L’INSTALLAZIONE DENUNCIA DI MARIA CRISTINA FINUCCI
AL MUSEO DI STORIA NATURALE DI MILANO
14 aprile – 8 novembre 2026
PREVIEW – 13 APRILE 2026 – ORE 18.00
Nell’ambito di Milano Artweek, la Fondazione Marevivo presenta “Dentro la Metamorfosi”, importante installazione dell’artista e architetta Maria Cristina Finucci, a cura di Marcello Farabegoli. L’esposizione, ospitata al Museo di Storia Naturale di Milano, sarà aperta al pubblico dal 14 aprile all’8 novembre 2026.
“Dentro la Metamorfosi” propone una riflessione potente e immersiva sullo stato di salute degli oceani, oggi gravemente compromesso dall’inquinamento da plastica e dall’impatto di un modello di sviluppo insostenibile. L’installazione accompagna il visitatore dentro una trasformazione che è sotto i nostri occhi: quella degli ecosistemi marini, da fonte primaria di vita a luoghi di accumulo di rifiuti e alterazioni profonde degli equilibri naturali.
Il titolo richiama una metamorfosi che riguarda non solo i materiali, ma il nostro stesso modo di concepire progresso, benessere e consumo. La plastica diventa il simbolo di un sistema produttivo che ha ignorato per troppo tempo i propri effetti collaterali: ogni anno milioni di tonnellate di rifiuti raggiungono il mare, minacciando la biodiversità, la sicurezza alimentare e l’equilibrio climatico.
La grande sala espositiva al piano terra del Museo sarà occupata da una sequenza di piccole stanze luminose e gonfiabili, membrane traslucide che il visitatore attraversa come parti di un unico organismo vivente.
Non semplici spazi espositivi, ma ambienti immersivi che evocano fragilità, mutazione e trasformazione, rendendo il pubblico parte attiva dell’opera. Al loro interno prendono forma scene nate dalla ricomposizione di oggetti di plastica dispersi e ridotti in microplastiche: da questi frammenti emergono figure ibride e inquietanti, al tempo stesso seducenti e perturbanti, che rivelano il mondo alterato, e potenzialmente minaccioso, che abbiamo contribuito a creare.
Entrare in una di queste piccole stanze, che evocano mondi immaginari, significa varcare una soglia di responsabilità: isolarsi dal rumore quotidiano per confrontarsi con l’impatto reale delle proprie abitudini.

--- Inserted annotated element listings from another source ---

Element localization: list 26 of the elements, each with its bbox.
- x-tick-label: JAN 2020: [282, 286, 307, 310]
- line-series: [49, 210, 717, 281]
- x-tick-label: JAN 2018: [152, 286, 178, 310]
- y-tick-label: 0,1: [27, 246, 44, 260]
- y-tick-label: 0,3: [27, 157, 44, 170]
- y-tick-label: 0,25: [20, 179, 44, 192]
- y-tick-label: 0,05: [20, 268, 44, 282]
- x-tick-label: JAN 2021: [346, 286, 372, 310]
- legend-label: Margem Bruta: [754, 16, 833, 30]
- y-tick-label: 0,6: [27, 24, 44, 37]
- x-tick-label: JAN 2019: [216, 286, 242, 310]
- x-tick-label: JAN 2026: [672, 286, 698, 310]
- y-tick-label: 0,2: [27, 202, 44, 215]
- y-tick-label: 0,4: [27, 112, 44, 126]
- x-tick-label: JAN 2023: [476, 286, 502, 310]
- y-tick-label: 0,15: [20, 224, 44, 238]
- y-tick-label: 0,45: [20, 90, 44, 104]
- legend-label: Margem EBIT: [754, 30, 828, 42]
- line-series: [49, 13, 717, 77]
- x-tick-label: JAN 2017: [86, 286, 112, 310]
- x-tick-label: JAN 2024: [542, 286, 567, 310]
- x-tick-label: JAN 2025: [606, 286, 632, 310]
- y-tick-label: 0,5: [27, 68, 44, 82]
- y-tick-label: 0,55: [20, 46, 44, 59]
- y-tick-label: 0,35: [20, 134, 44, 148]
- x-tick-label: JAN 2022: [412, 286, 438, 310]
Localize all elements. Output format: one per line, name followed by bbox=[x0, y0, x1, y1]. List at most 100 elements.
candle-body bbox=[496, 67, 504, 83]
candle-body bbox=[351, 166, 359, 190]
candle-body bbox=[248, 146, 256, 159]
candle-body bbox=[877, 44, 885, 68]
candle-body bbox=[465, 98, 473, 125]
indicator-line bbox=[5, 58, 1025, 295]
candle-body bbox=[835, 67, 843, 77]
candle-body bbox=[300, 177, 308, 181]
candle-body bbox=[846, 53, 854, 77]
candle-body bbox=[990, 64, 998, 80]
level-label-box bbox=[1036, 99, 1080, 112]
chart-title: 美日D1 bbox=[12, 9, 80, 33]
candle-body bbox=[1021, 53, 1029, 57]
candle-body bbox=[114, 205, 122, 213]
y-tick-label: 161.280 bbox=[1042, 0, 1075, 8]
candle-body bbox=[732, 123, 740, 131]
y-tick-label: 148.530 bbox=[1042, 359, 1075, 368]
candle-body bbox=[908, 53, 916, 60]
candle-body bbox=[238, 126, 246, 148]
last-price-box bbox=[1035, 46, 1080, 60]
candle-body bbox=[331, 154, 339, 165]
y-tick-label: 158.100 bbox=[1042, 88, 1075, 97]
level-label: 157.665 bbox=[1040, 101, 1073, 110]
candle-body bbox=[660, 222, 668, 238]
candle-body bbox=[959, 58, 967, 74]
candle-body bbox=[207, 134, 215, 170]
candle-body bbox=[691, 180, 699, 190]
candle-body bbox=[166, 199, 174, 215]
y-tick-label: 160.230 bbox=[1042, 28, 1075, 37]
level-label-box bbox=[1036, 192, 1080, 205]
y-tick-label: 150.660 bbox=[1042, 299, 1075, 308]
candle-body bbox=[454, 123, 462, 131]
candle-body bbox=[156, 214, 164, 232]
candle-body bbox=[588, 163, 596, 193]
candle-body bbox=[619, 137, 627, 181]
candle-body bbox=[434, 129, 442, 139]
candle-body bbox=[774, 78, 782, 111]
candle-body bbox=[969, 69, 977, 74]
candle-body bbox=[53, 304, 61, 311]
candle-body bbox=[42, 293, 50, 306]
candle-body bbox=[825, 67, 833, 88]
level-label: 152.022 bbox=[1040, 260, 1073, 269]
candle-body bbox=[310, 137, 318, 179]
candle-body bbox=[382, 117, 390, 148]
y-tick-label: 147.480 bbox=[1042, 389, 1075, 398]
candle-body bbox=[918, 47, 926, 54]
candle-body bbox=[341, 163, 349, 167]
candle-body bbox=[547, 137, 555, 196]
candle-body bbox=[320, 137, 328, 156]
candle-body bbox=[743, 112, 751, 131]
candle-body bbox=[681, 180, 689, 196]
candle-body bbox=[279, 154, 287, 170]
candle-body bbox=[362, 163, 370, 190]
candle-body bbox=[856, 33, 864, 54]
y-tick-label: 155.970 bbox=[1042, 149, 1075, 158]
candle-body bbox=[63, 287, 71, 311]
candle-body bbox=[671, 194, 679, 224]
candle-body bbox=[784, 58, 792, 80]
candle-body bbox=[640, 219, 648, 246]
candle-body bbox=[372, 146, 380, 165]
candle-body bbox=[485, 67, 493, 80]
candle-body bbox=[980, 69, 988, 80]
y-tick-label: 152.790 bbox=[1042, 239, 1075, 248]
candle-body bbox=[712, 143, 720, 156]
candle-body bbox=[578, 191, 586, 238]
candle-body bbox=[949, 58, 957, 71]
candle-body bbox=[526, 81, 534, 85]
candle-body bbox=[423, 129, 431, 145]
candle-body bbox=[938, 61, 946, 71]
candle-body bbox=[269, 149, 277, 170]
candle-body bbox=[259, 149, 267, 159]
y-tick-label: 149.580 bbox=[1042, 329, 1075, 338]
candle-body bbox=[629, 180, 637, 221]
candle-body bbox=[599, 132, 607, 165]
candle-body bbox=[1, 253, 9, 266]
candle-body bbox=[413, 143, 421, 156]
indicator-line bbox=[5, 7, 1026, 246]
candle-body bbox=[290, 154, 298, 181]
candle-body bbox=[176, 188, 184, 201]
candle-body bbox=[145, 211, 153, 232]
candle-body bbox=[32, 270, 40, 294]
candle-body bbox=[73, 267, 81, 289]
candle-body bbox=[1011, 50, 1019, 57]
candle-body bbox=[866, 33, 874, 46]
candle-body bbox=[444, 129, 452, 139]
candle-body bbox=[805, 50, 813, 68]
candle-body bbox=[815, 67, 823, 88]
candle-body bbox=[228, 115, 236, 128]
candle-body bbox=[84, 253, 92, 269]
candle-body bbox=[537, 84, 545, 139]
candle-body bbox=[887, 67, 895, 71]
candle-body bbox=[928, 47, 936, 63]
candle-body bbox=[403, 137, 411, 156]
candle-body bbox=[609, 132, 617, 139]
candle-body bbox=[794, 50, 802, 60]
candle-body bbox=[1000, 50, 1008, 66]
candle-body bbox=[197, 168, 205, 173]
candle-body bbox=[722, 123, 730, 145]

Sono spazi di disorientamento consapevole, in cui le immagini generate intrecciano elementi seduttivi e perturbanti.
La plastica appare attraente, colorata, quasi innocua, ma lascia affiorare in filigrana forme minacciose e antropomorfe, in un chiaro monito contro l’estetizzazione del problema. Il percorso non propone un nuovo linguaggio della plastica: ne rivela piuttosto l’urgenza di interromperlo.
Ogni stanza diventa così un invito a non lasciarsi ingannare dalla comodità, dalla leggerezza e dall’illusione che “tanto sparisce”.
L’installazione si avvale anche dell’intelligenza artificiale, utilizzata nella fase iniziale del progetto per il CY-FEST a Yerevan nel 2023, per simulare il processo di frammentazione della plastica operato dal mare e la sua successiva ricomposizione. Questa tecnologia riorganizza i dati per rendere visibile l’eccesso, immagina scenari che ne rivelano l’insostenibilità e amplifica il messaggio senza neutralizzarlo, ponendosi al servizio di una visione etica, ambientale e scientifica.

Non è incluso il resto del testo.